Zephyr Threadgill (Robbie Danzie) & Jim (Darrell Philip) |
In tackling the key role of Taryn, Chicago-native
Tiffany Coty said she was attracted to the film because of the dearth of meaty,
complex roles for black women in the industry.
Black actresses past the sexist “prime” of ingénue must fight tooth and
nail for limited opportunities in the Hollywood pipeline. Mainstream film has no use for older black
women beyond the obligatory self-sacrificing mothers, white women sidekicks, or
austere, Talented Tenth one-scene courtroom procedural judges.
In our film, black women emerge as powerful
historical actors representing the entire spectrum of religious belief,
“apostasy” and agency. They also have pivotal roles as documentarians of the
church’s politics and power struggles.
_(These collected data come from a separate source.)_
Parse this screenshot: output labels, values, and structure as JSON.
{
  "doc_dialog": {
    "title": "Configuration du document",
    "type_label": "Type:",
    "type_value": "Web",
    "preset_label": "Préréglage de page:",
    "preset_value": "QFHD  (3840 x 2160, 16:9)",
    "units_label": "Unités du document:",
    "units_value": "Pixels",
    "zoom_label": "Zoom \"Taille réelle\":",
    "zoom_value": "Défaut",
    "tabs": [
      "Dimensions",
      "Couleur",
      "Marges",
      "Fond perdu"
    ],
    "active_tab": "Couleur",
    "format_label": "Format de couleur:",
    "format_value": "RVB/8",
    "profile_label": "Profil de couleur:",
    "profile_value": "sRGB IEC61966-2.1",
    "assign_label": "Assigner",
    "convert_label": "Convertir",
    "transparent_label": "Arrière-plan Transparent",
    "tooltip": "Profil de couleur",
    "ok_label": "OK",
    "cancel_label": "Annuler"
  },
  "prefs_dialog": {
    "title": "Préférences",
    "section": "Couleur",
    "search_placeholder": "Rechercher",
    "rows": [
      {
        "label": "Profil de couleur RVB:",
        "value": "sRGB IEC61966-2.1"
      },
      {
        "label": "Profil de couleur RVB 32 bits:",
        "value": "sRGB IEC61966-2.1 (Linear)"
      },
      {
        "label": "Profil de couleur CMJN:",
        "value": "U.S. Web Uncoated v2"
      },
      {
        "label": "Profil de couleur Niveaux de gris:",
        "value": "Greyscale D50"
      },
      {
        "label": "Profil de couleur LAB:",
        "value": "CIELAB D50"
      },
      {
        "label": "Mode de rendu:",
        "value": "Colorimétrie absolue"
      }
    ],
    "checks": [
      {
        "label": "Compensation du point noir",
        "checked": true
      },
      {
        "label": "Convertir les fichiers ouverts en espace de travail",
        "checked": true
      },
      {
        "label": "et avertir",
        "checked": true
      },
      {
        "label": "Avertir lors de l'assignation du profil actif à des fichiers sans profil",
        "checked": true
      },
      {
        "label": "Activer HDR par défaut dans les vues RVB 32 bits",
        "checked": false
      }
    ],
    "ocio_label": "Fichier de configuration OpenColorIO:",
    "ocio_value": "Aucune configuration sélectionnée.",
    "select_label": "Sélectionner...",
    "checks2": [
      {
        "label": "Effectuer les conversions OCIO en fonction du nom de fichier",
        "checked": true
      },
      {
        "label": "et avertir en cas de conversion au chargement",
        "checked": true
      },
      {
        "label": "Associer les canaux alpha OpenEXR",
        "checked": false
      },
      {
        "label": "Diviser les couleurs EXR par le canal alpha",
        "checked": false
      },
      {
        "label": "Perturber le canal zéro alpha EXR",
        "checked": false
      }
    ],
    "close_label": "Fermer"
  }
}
Most
fictional portrayals of Peoples Temple have avoided focusing on the complex role
of the Black press in the church’s rise.
White Nights, Black Paradise
highlights the influence of Carlton Goodlett, firebrand publisher of the once prominent
Sun Reporter black newspaper chain as
well as the Peoples Forum newspaper. In the book and film, Goodlett’s unwavering
support of Jones and the Temple is offset by the critical presence of Ida
Lassiter, a fictitious investigative journalist and activist. As played by actress and former reporter Janine
Lancaster, Ida spars with Lourde’s righteous Ernestine over the emigration of
the church to Jonestown and her checkered past with Jim Jones.
The limitations of interracial “sisterhood” and
second wave feminist solidarity are epitomized by the divisive figure of Carol,
played by Allison
Blaize. Modeled on Carolyn
Layton, a white Temple lieutenant, chief strategist and mother of one of
Jones’ children, Carol represents one of the biggest paradoxes of the church. White women, often sexually manipulated, were
installed as “gentle” enforcers and authority figures by Jones. The tacit conflict between black and white
women over leadership upended the image of socialist egalitarianism the movement
attempted to project in public. These kind of politics—all too real in this era
of Clintonian white corporate feminism--are conspicuously absent from the white
gaze of historical fiction.
In White
Nights, Black Paradise, Peoples Temple is a space of projection for black
women’s dreams, ambitions, and struggles for self-determination in apartheid
America. As Robbie Danzie (Zephyr)
notes, “The novel reminds those of
us passionately committed to organizations (spiritual or not), that our
participation must be based on inquiry and self-study, as opposed to heightened
emotion and blind faith or trust stirred by others. Even today, there are
those of us roused to action, sometimes tragically, by leaders of churches
and/or political organizations, who've become intoxicated by increased money
and power.”
*Jonestown survivor Hyacinth Thrash narrated her
life story to an autobiographer for the book The Onliest One Alive
Sikivu Hutchinson is the author of White Nights, Black Paradise and Moral
Combat: Black Atheists, Gender Politics and the Values Wars. The film will be released this fall.